With this study the PI and the collaborators aim at defining the frequency of pathogenic, hypomorphic and new NOTCH3 mutations in patients with MS diagnosis, as well as at outlining possible genotype-phenotype correlations. The ascertainment of the pathogenicity of ¿not canonical¿ variants by electron microscopy will allow to widen the spectrum of CADASIL causative mutations. The prediction of the impact that each mutation has on the protein by bioinformatic tool, will allow to distinguish mutations that abrogate the activity of the Notch3 receptor from those that do not change or, conversely, improve it. To date, it is unknown if the increase of Notch3 receptor activity by specific NOTCH3 mutations may predispose to an inflammatory CADASIL. Nevertheless, it has been proven that the Notch3 activity favors the pro-inflammatory responses of activated T-cells and macrophages (Long Long, 2020) and that its abrogation reduces inflammatory responses (Jurynczyk 2008; Ling, 2019).
A detailed phenotypic characterization of each patient could highlight which clinical, biochemical and/or neuroradiological findings may lead to request the sequencing in MS patients. Moreover, among mutated cases, the identification of possible associations between peculiar sub-phenotypes and specific mutations, such as those reducing and those not changing or increasing the Notch3 activity, could be a useful aid to discriminate an inflammatory form of CADASIL from the co-occurrence of the two diseases, as well as to disclose possible contribution of NOTCH3-related pathways to MS etiopathogenesis.
Although to date the genetic diagnosis has no substantial consequences on therapeutic choices for cases with such inflammatory diseases, the management of the patients and, mostly, of their families will be improved. In particular, the extension of molecular analysis to relatives will allow to identify healthy NOTCH3 carriers at risk of developing the disease.
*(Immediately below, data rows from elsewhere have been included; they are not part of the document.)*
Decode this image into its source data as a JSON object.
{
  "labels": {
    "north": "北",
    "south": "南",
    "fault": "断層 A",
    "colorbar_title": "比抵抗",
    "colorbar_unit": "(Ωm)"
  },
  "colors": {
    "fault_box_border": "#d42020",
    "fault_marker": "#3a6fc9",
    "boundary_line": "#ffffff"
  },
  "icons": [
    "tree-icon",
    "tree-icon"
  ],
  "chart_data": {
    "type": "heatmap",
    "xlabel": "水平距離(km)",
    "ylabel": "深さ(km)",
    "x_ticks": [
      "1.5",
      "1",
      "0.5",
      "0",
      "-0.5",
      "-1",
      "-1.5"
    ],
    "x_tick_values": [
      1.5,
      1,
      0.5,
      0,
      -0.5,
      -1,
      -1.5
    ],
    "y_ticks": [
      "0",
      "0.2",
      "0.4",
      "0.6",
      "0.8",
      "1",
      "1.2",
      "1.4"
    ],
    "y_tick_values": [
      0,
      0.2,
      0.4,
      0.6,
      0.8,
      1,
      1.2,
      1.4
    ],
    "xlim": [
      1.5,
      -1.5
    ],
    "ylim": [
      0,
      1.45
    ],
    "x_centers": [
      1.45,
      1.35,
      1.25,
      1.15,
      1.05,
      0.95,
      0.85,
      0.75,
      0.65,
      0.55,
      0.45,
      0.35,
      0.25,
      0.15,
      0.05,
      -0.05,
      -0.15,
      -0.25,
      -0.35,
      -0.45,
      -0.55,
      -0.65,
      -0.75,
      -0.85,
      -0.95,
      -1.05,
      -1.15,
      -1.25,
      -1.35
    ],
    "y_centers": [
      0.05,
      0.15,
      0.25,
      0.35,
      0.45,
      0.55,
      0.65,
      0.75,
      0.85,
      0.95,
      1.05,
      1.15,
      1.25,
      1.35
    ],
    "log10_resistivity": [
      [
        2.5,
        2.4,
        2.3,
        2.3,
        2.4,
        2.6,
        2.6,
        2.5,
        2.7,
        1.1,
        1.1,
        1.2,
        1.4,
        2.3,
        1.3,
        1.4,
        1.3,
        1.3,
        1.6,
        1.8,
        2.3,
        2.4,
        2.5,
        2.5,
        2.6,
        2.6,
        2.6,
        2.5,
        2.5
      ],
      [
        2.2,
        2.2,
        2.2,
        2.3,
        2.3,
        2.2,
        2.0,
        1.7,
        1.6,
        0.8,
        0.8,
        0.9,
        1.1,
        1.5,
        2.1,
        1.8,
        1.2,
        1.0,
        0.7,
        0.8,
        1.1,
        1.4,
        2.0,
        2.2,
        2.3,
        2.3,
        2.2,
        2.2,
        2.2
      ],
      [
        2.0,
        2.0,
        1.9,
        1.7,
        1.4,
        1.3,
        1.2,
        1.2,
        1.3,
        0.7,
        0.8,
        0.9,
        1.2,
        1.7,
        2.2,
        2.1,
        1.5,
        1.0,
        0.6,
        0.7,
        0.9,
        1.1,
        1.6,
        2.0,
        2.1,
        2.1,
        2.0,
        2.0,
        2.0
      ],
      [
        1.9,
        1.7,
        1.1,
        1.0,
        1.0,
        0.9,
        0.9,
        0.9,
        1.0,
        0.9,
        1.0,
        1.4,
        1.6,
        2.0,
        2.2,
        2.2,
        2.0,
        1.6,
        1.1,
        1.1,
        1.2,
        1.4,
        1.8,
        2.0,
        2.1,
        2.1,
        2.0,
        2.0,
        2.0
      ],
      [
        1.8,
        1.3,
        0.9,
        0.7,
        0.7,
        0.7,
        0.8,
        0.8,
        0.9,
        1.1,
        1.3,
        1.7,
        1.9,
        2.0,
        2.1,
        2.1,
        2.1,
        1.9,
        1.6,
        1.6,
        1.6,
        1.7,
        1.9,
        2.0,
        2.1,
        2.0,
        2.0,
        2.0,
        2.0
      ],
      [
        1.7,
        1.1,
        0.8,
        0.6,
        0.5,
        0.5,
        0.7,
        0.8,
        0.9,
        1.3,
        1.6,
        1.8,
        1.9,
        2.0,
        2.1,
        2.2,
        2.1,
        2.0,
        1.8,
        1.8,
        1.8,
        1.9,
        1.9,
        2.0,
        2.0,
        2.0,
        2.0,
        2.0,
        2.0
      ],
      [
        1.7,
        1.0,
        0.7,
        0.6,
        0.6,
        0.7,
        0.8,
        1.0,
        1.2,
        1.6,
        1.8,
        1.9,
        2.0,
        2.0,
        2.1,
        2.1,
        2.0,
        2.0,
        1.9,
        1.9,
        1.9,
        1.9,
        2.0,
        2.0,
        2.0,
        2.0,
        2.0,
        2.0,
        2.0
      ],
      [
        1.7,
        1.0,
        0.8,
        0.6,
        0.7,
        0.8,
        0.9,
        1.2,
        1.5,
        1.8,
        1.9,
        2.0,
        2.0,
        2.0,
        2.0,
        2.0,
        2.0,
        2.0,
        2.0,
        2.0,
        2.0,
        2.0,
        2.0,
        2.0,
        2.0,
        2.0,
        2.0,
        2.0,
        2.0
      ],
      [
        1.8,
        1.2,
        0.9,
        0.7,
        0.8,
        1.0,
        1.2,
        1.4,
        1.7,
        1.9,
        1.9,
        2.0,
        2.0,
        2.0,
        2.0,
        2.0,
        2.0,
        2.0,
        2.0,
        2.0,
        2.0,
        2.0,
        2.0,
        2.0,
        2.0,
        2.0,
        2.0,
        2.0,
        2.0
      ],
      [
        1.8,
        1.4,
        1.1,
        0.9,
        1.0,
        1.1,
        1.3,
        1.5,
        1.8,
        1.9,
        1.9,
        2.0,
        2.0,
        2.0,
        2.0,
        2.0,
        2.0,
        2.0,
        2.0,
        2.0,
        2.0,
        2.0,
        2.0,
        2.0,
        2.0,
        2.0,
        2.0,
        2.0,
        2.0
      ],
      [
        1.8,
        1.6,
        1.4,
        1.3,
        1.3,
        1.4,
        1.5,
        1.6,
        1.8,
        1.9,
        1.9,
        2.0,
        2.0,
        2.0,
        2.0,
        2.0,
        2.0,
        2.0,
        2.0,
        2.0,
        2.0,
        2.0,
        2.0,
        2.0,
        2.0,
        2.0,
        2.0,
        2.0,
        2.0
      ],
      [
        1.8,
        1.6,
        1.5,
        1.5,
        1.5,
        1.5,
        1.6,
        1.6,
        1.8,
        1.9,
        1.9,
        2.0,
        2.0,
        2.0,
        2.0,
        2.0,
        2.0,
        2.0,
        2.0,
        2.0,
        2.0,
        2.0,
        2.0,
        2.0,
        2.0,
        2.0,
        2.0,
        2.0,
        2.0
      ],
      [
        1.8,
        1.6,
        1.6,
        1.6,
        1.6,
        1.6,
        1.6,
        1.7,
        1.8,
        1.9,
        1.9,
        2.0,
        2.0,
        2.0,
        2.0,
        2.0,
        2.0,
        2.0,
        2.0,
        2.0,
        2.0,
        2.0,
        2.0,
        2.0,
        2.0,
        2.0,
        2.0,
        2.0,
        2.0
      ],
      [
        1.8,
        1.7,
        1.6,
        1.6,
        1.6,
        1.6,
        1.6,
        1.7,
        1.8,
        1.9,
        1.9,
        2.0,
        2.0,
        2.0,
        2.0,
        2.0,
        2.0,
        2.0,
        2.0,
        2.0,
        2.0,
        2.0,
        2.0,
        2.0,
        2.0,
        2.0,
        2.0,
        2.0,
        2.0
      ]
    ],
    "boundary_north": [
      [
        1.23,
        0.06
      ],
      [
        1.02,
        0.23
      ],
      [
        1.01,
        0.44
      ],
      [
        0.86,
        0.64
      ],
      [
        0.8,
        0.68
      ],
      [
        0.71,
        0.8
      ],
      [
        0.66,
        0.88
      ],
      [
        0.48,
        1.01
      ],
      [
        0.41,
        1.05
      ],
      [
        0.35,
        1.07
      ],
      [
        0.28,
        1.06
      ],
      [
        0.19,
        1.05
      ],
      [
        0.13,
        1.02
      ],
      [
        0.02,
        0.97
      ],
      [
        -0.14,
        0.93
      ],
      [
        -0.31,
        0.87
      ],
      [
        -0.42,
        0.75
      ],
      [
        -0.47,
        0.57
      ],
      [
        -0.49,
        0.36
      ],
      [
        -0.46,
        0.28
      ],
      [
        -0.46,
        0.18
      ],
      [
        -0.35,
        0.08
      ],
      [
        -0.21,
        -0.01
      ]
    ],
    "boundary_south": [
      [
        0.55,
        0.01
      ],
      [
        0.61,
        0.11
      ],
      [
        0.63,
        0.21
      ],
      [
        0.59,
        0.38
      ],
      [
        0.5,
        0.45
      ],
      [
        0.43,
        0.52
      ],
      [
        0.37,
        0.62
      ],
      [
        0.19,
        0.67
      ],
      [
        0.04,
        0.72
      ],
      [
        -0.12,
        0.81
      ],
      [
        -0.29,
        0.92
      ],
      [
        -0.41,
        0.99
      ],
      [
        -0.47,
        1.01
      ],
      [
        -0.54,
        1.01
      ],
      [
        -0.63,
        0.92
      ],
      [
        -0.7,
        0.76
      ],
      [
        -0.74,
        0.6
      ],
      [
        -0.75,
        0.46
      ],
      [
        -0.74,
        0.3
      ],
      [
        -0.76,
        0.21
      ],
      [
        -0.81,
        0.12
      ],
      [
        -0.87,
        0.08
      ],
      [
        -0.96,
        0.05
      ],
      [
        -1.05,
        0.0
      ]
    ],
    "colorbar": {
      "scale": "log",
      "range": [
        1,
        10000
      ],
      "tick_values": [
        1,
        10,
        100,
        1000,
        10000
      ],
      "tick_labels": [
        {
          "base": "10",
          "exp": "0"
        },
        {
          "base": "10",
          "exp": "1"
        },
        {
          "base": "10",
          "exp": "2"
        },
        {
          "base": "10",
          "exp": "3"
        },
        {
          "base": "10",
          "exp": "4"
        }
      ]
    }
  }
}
Healthy carriers could benefit from preclinical surveillance and could represent informative cases for discovering endophenotypes and/or prodromal signs that would lead to an early diagnosis. This could open new hopes for very early or even preventive therapeutic interventions.
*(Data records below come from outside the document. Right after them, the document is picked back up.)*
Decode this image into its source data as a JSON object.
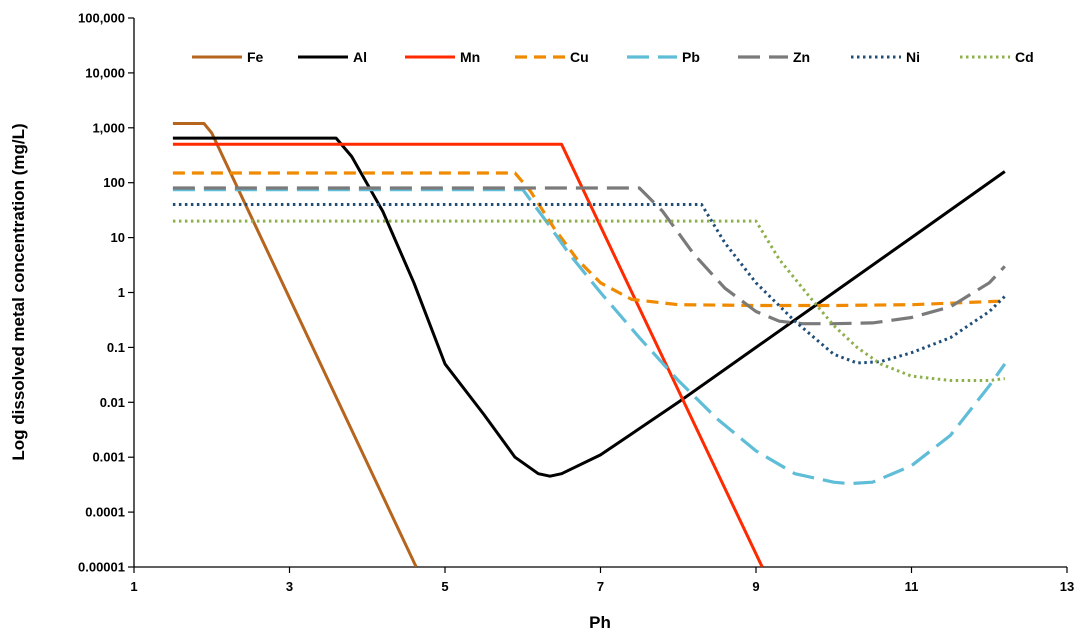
{
  "chart_data": {
    "type": "line",
    "title": "",
    "xlabel": "Ph",
    "ylabel": "Log dissolved metal concentration (mg/L)",
    "x_range": [
      1,
      13
    ],
    "x_ticks": [
      1,
      3,
      5,
      7,
      9,
      11,
      13
    ],
    "x_tick_labels": [
      "1",
      "3",
      "5",
      "7",
      "9",
      "11",
      "13"
    ],
    "y_scale": "log",
    "y_range": [
      1e-05,
      100000
    ],
    "y_ticks": [
      1e-05,
      0.0001,
      0.001,
      0.01,
      0.1,
      1,
      10,
      100,
      1000,
      10000,
      100000
    ],
    "y_tick_labels": [
      "0.00001",
      "0.0001",
      "0.001",
      "0.01",
      "0.1",
      "1",
      "10",
      "100",
      "1,000",
      "10,000",
      "100,000"
    ],
    "grid": false,
    "legend_position": "top",
    "series": [
      {
        "name": "Fe",
        "color": "#B5651D",
        "style": "solid",
        "x": [
          1.5,
          1.9,
          2.0,
          4.63
        ],
        "y": [
          1200,
          1200,
          800,
          1e-05
        ]
      },
      {
        "name": "Al",
        "color": "#000000",
        "style": "solid",
        "x": [
          1.5,
          3.6,
          3.8,
          4.2,
          4.6,
          5.0,
          5.5,
          5.9,
          6.2,
          6.35,
          6.5,
          7.0,
          8.0,
          9.0,
          10.0,
          11.0,
          12.2
        ],
        "y": [
          650,
          650,
          300,
          30,
          1.5,
          0.05,
          0.006,
          0.001,
          0.0005,
          0.00045,
          0.0005,
          0.0011,
          0.01,
          0.1,
          1,
          10,
          160
        ]
      },
      {
        "name": "Mn",
        "color": "#FF2A00",
        "style": "solid",
        "x": [
          1.5,
          6.5,
          9.08
        ],
        "y": [
          500,
          500,
          1e-05
        ]
      },
      {
        "name": "Cu",
        "color": "#F08A00",
        "style": "dash",
        "x": [
          1.5,
          5.9,
          6.1,
          6.4,
          6.7,
          7.0,
          7.4,
          8.0,
          9.0,
          10.0,
          11.0,
          12.2
        ],
        "y": [
          150,
          150,
          70,
          15,
          4,
          1.5,
          0.75,
          0.6,
          0.58,
          0.58,
          0.6,
          0.7
        ]
      },
      {
        "name": "Pb",
        "color": "#5FBDD8",
        "style": "longdash",
        "x": [
          1.5,
          6.0,
          6.3,
          6.6,
          7.0,
          7.5,
          8.0,
          8.5,
          9.0,
          9.5,
          10.0,
          10.2,
          10.5,
          11.0,
          11.5,
          12.0,
          12.2
        ],
        "y": [
          75,
          75,
          20,
          5,
          1,
          0.15,
          0.025,
          0.005,
          0.0013,
          0.0005,
          0.00035,
          0.00033,
          0.00035,
          0.0007,
          0.0025,
          0.02,
          0.05
        ]
      },
      {
        "name": "Zn",
        "color": "#7A7A7A",
        "style": "longdash",
        "x": [
          1.5,
          7.5,
          7.8,
          8.2,
          8.6,
          9.0,
          9.3,
          9.6,
          10.0,
          10.5,
          11.0,
          11.5,
          12.0,
          12.2
        ],
        "y": [
          80,
          80,
          30,
          5,
          1.2,
          0.45,
          0.3,
          0.27,
          0.27,
          0.28,
          0.35,
          0.55,
          1.5,
          3
        ]
      },
      {
        "name": "Ni",
        "color": "#1F4E79",
        "style": "dot",
        "x": [
          1.5,
          8.3,
          8.6,
          9.0,
          9.5,
          10.0,
          10.3,
          10.6,
          11.0,
          11.5,
          12.0,
          12.2
        ],
        "y": [
          40,
          40,
          8,
          1.5,
          0.3,
          0.075,
          0.052,
          0.055,
          0.08,
          0.15,
          0.45,
          0.85
        ]
      },
      {
        "name": "Cd",
        "color": "#8DB04B",
        "style": "dot",
        "x": [
          1.5,
          9.0,
          9.3,
          9.7,
          10.0,
          10.3,
          10.6,
          11.0,
          11.5,
          12.0,
          12.2
        ],
        "y": [
          20,
          20,
          4,
          0.8,
          0.25,
          0.1,
          0.05,
          0.03,
          0.025,
          0.025,
          0.027
        ]
      }
    ]
  }
}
The prediction of the impact that each mutation has on the protein and the identification of possible genotype-phenotype correlations may also have innovative implications. The detection of a NOTCH3 pathogenic variant predisposing to the inflammatory form of CADASIL in a paucisymptomatic patient may help clinicians to better plan the clinical management and to promptly evaluate the most appropriate therapeutic strategies, even from the very early occurrence of the first symptoms. Moreover, an interesting hypothesis that should be investigated in future studies is whether treatments able to reduce inflammation may have consequences also on the ischemic lesions and their progression.
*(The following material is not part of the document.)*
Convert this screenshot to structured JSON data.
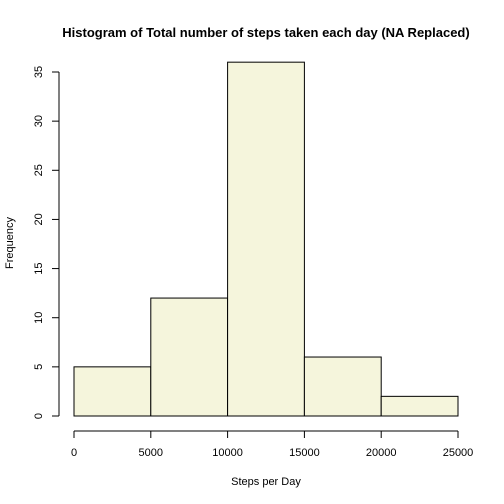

To understand the role of the inflammation in the pathogenesis of CADASIL, and possible different roles for specific mutations might open new hopes for precision therapy. The inhibition of the Notch3 receptor activity in CADASIL patients could be a promising target for new therapies able to reduce the progression of the disease. Indeed, inhibitors of Notch3 receptor pathway, such as GSI, have been suggested to reduce proinflammatory responses on animal and cellular models of CADASIL (Jurynczyk 2008; Ling 2019). Further studies are needed to investigate these hypotheses. Biological samples and cells from patients and healthy relative with NOTCH3 pathogenic variants could be useful for such studies.